Today I had my appointment with the Oncologist. Lots of information to convey. First Impressions are good. He was very thorough about explaining what Hodgkins Lymphoma is. In basic terms it is the uncontrolled growth of abnormal blood cells. He went on to explain the Stages I, II, III, and IV. Stage I involves one lymph node area primarily. Stage II involves two or more lymph node areas below the diaphragm. Stage III involves lymph nodes above and below the diaphragm. Stage IV involves lymph nodes and bone marrow. Mind you, I am not a doctor and could have the staging too simplified. The stages can be categorized as standard or 'B' if symptoms include fevers, night sweats, and weight loss. My symptoms include these. Then there is grading within the stages. they include Lymphacyte, Modular, Mixed Cellularity, and Lymphacyte Depletion. The array of tests with determine my stage and grade. He then explained treatment as Chemotherapy +/- Radiation; ABMT/Allogenic; Stem Cell transplant. Treatment depends on the staging process. The staging process includes a number of tests which have been scheduled. Today I had a hell of a lot of blood drawn. 11 tubes full. They are for a complete blood work up. Tomorrow I will be having a Bone Marrow Biopsy. Next Tuesday I will be having a PET Scan. I am scheduled for my next doctor's appointment and first treatment next week Friday. They move fast. I am ready though.

Aside from all the information I am digesting, I just want to say thanks to my entire family for your love and support. It means everything to me. My friends have been incredible themselves and I love each and everyone of you. You've all made an impact and difference in my life and I am grateful for having you in my life.

The first thing the Doctor said after introducing himself was "my goal for treatment is to cure you". I liked hearing that. He made me feel confident. Good impression. After all explanations, I had a complete exam. Stats: 97.9 temperature; 139 lbs (I gained some weight back!) 100/60 Blood Pressure and my pulse was 80bpm. All good. Lungs clear. He then checked all lymph node regions, liver, and spleen. Without the bloodwork or scan to confirm, the doctor believes I am either Stage I B or early Stage II B. The resulting test will confirm my stage. That is promising, but we will wait for test results. Overall, I feel good about things after meeting with the doctor. I needed to sit with him.

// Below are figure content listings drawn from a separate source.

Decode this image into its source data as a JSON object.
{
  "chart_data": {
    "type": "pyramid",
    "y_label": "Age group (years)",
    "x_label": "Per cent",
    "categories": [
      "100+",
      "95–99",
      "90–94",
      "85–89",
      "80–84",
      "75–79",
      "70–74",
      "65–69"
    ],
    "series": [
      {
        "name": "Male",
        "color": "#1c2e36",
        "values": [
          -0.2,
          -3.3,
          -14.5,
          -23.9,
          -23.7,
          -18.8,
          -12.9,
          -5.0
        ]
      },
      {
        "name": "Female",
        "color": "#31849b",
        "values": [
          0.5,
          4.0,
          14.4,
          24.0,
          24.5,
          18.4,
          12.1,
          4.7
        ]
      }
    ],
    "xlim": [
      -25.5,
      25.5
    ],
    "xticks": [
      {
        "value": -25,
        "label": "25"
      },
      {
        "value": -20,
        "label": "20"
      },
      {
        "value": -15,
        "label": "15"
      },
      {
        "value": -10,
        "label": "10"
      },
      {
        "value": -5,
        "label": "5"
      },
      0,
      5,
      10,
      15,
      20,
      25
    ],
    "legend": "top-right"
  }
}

I now feel I am walking the path to recovery, to being well. It may be an arduous journey, but I am on my way.

Wednesday, July 12, 2006

Tomorrow is my first appointment with the oncologist. I am set. I have a notebook with a list of questions. I am exhausted by my symptoms, can not wait for them to fade. Swollen lymph nodes, fevers, night sweats. I change shirts and pillow cases once a night, sometimes more.

Tuesday, July 11, 2006

07/03 I received the results of my biopsy. Hodgkin's Lymphoma. I have cancer.